Acción rápida guiada por la eficiencia y la equidad
La nueva guía de la OMS insta a los formuladores de políticas a hacer de la salud una prioridad política y fiscal en los presupuestos gubernamentales incluso en tiempos de crisis, considerando el gasto en salud no simplemente como un costo que debe contenerse, sino como una inversión en estabilidad social, dignidad humana y resiliencia económica.
La guía enfatiza la necesidad de que los países amortigüen el impacto inmediato de las reducciones en la asistencia extranjera para la salud y se adapten a una nueva era de asistencia reducida.
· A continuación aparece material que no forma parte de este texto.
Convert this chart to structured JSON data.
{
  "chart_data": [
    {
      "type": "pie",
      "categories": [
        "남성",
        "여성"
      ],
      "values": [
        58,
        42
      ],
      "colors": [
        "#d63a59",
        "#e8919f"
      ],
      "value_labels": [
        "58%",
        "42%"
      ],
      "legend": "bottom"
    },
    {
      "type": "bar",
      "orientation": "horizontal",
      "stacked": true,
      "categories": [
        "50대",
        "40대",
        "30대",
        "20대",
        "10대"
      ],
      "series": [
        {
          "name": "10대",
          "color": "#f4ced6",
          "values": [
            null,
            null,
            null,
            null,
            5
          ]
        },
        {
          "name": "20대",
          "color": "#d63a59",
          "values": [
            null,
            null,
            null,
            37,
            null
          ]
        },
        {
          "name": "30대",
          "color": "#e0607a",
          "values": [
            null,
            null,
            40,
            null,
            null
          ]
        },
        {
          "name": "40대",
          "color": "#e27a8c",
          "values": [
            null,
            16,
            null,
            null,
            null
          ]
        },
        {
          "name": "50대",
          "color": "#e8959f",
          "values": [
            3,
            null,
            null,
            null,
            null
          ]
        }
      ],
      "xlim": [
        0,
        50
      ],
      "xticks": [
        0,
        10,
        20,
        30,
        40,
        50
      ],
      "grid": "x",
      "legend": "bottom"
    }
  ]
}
Las recomendaciones políticas clave incluyen:
- priorizar los servicios de salud a los que acceden los más pobres;
- proteger los presupuestos sanitarios y los servicios sanitarios esenciales;
- mejorar la eficiencia mediante mejores adquisiciones, reducción de gastos generales y compras estratégicas;
- integrar servicios financiados externamente o servicios específicos para enfermedades en modelos integrales de prestación de servicios de atención primaria de salud; y
- utilizar evaluaciones de tecnología sanitaria para priorizar los servicios y productos que tienen el mayor impacto en la salud por cada dólar gastado.
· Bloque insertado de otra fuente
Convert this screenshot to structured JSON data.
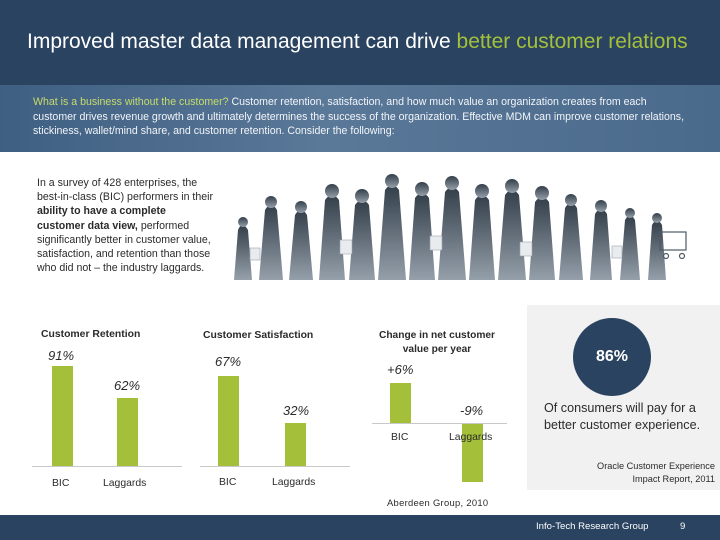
{
  "header": {
    "title_main": "Improved master data management can drive ",
    "title_accent": "better customer relations",
    "accent_color": "#a4c03a",
    "band_color": "#2a4360"
  },
  "intro": {
    "lead": "What is a business without the customer?",
    "body": " Customer retention, satisfaction, and how much value an organization creates from each customer drives revenue growth and ultimately determines the success of the organization. Effective MDM can improve customer relations, stickiness, wallet/mind share, and customer retention. Consider the following:"
  },
  "survey": {
    "part1": "In a survey of 428 enterprises, the best-in-class (BIC) performers in their ",
    "bold": "ability to have a complete customer data view,",
    "part2": " performed significantly better in customer value, satisfaction, and retention than those who did not – the industry laggards."
  },
  "charts": {
    "retention": {
      "title": "Customer Retention",
      "bic_label": "91%",
      "laggards_label": "62%",
      "bic_cat": "BIC",
      "laggards_cat": "Laggards"
    },
    "satisfaction": {
      "title": "Customer Satisfaction",
      "bic_label": "67%",
      "laggards_label": "32%",
      "bic_cat": "BIC",
      "laggards_cat": "Laggards"
    },
    "net_value": {
      "title": "Change in net customer value per year",
      "bic_label": "+6%",
      "laggards_label": "-9%",
      "bic_cat": "BIC",
      "laggards_cat": "Laggards"
    }
  },
  "chart_data": [
    {
      "type": "bar",
      "title": "Customer Retention",
      "categories": [
        "BIC",
        "Laggards"
      ],
      "values": [
        91,
        62
      ],
      "unit": "%"
    },
    {
      "type": "bar",
      "title": "Customer Satisfaction",
      "categories": [
        "BIC",
        "Laggards"
      ],
      "values": [
        67,
        32
      ],
      "unit": "%"
    },
    {
      "type": "bar",
      "title": "Change in net customer value per year",
      "categories": [
        "BIC",
        "Laggards"
      ],
      "values": [
        6,
        -9
      ],
      "unit": "%"
    }
  ],
  "stat": {
    "value": "86%",
    "text": "Of consumers will pay for a better customer experience.",
    "source": "Oracle Customer Experience Impact Report, 2011"
  },
  "source": "Aberdeen Group, 2010",
  "footer": {
    "org": "Info-Tech Research Group",
    "page": "9"
  },
  "icons": {
    "crowd": "shopping-crowd-illustration"
  }
}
El liderazgo nacional y la solidaridad mundial son fundamentales
Varios países ya han adoptado medidas decisivas para fortalecer sus sistemas de salud y proteger los servicios de salud esenciales:
- Kenia, Nigeria y Sudáfrica han asignado fondos presupuestarios adicionales a la salud o están esperando la aprobación parlamentaria para aumentos;
- Nigeria aumentó su presupuesto de salud en 200 millones de dólares para compensar los déficits de ayuda, con mayores asignaciones para inmunización, respuesta a epidemias y programas prioritarios;
- Ghana eliminó el límite del impuesto especial destinado a su agencia nacional de seguro médico, lo que resultó en un aumento presupuestario del 60%. El país también lanzó “Accra Reset”, un marco audaz para reimaginar la gobernanza global, el financiamiento y las asociaciones en salud y desarrollo; y
- Uganda ha esbozado una agenda política clara para la integración de servicios y programas de salud, con el objetivo de mejorar la eficiencia y sostener la prestación de servicios.
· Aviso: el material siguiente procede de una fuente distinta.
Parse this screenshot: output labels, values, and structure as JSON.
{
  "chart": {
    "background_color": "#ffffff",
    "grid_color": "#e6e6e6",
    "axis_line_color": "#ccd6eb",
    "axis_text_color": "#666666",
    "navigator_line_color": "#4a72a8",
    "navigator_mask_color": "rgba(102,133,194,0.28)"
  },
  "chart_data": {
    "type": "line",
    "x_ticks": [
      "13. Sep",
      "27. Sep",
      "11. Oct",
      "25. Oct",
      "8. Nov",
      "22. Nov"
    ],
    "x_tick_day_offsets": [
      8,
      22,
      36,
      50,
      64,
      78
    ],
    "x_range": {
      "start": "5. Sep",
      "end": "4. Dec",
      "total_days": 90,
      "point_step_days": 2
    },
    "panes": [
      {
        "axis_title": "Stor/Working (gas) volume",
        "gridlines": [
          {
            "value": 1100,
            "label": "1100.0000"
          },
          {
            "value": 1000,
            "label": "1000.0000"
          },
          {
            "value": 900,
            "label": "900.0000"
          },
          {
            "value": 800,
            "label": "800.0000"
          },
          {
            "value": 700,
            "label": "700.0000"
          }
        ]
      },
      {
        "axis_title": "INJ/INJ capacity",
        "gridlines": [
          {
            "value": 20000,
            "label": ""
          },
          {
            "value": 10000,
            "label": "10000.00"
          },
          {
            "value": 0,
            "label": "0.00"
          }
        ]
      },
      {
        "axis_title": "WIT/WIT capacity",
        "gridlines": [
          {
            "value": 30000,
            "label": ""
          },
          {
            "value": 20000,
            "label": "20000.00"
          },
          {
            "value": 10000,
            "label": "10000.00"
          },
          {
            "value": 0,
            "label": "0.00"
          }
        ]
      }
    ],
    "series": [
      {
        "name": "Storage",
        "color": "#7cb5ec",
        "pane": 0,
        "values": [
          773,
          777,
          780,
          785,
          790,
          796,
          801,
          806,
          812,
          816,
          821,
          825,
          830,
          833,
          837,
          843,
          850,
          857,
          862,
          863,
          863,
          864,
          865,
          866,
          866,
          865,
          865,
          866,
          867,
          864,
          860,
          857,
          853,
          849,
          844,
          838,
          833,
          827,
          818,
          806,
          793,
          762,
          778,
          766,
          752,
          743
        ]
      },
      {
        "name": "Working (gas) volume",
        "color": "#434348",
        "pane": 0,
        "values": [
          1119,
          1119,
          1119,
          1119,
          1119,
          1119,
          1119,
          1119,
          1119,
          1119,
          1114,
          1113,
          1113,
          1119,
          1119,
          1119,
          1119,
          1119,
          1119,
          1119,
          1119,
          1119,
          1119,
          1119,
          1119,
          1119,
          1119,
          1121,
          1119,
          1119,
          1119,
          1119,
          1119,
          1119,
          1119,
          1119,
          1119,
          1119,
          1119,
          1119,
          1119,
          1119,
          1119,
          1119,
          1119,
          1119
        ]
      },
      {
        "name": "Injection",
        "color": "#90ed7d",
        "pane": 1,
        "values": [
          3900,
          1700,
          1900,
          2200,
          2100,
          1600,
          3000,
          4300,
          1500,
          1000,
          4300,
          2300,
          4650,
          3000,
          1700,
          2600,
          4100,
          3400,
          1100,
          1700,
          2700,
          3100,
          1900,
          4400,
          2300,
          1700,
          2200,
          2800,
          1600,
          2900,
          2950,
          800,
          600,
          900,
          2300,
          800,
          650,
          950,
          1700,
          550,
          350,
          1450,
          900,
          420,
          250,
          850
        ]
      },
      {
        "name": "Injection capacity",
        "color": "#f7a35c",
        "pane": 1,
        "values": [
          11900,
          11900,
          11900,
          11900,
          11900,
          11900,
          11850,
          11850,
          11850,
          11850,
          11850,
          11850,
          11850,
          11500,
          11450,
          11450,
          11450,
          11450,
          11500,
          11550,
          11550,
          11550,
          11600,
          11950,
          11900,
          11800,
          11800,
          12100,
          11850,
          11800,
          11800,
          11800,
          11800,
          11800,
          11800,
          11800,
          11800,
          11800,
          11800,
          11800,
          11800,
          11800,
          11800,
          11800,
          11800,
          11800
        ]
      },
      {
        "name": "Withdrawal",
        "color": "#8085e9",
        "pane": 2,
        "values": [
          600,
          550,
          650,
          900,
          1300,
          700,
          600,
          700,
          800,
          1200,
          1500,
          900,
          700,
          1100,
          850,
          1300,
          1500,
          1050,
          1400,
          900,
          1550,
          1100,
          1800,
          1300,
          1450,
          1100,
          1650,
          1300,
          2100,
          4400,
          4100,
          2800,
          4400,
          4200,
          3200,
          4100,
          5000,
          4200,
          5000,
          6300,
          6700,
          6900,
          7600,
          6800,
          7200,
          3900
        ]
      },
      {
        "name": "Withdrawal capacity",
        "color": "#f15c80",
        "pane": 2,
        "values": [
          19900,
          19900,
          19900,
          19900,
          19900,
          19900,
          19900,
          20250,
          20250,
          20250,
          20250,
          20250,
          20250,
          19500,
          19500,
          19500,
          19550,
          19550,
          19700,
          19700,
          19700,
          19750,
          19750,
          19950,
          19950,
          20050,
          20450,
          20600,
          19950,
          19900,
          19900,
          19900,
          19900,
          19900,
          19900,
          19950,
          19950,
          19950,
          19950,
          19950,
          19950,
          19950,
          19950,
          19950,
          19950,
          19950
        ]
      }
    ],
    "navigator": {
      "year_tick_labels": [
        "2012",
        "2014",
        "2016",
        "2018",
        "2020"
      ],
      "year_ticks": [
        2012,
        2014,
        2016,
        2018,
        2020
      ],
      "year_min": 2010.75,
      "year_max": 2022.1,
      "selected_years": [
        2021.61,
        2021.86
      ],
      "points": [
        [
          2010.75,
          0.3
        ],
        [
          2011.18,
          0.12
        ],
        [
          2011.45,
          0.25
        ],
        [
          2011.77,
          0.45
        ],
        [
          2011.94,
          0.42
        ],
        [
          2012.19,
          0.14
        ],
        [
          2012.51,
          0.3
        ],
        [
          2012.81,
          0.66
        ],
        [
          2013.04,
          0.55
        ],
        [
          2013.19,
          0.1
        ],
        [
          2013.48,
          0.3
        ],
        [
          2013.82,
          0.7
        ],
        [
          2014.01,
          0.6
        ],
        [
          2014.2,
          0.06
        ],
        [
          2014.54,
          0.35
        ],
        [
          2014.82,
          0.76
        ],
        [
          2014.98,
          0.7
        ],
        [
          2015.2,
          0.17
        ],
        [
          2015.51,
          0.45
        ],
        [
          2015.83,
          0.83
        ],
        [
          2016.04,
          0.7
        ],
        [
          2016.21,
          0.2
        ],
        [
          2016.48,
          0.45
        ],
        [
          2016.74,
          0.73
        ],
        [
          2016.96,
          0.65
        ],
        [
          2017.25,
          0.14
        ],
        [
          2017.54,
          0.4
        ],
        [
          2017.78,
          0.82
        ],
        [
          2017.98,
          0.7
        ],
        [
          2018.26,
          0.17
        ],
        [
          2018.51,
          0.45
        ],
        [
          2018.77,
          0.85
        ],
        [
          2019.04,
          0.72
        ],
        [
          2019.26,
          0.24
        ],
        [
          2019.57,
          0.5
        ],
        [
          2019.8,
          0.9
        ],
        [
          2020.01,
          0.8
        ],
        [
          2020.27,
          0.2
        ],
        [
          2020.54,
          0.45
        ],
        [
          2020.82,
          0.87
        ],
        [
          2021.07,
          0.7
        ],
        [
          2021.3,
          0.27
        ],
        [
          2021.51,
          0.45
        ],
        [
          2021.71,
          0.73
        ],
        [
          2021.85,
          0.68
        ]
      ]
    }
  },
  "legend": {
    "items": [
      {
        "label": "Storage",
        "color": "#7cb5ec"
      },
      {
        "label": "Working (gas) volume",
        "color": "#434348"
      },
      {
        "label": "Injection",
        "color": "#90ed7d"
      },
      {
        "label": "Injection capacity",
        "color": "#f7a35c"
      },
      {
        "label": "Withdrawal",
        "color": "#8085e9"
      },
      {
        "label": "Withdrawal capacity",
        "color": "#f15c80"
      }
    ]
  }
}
La nueva guía se basa en el compromiso de la OMS de ayudar a todos los países a fortalecer y sostener sistemas de salud sólidos, basados en un compromiso con la cobertura sanitaria universal, respaldado por servicios primarios de salud sólidos que brinden atención esencial a todos los que la necesitan.
También se alinea con los mandatos existentes de la Asamblea Mundial de la Salud, incluidas las resoluciones sobre “Fortalecer el financiamiento de la salud a nivel mundial” y “Economía de la salud para todos”, para traducir los compromisos globales en medidas políticas viables. La OMS y sus socios se han comprometido a brindar apoyo técnico, análisis y aprendizaje entre pares a los países para gestionar las crisis de financiamiento de la salud y navegar la transición, incluso a través del nuevo Centro de Conocimiento de la CSU, una asociación con el Gobierno de Japón y el Banco Mundial, que se lanzará en diciembre de 2025.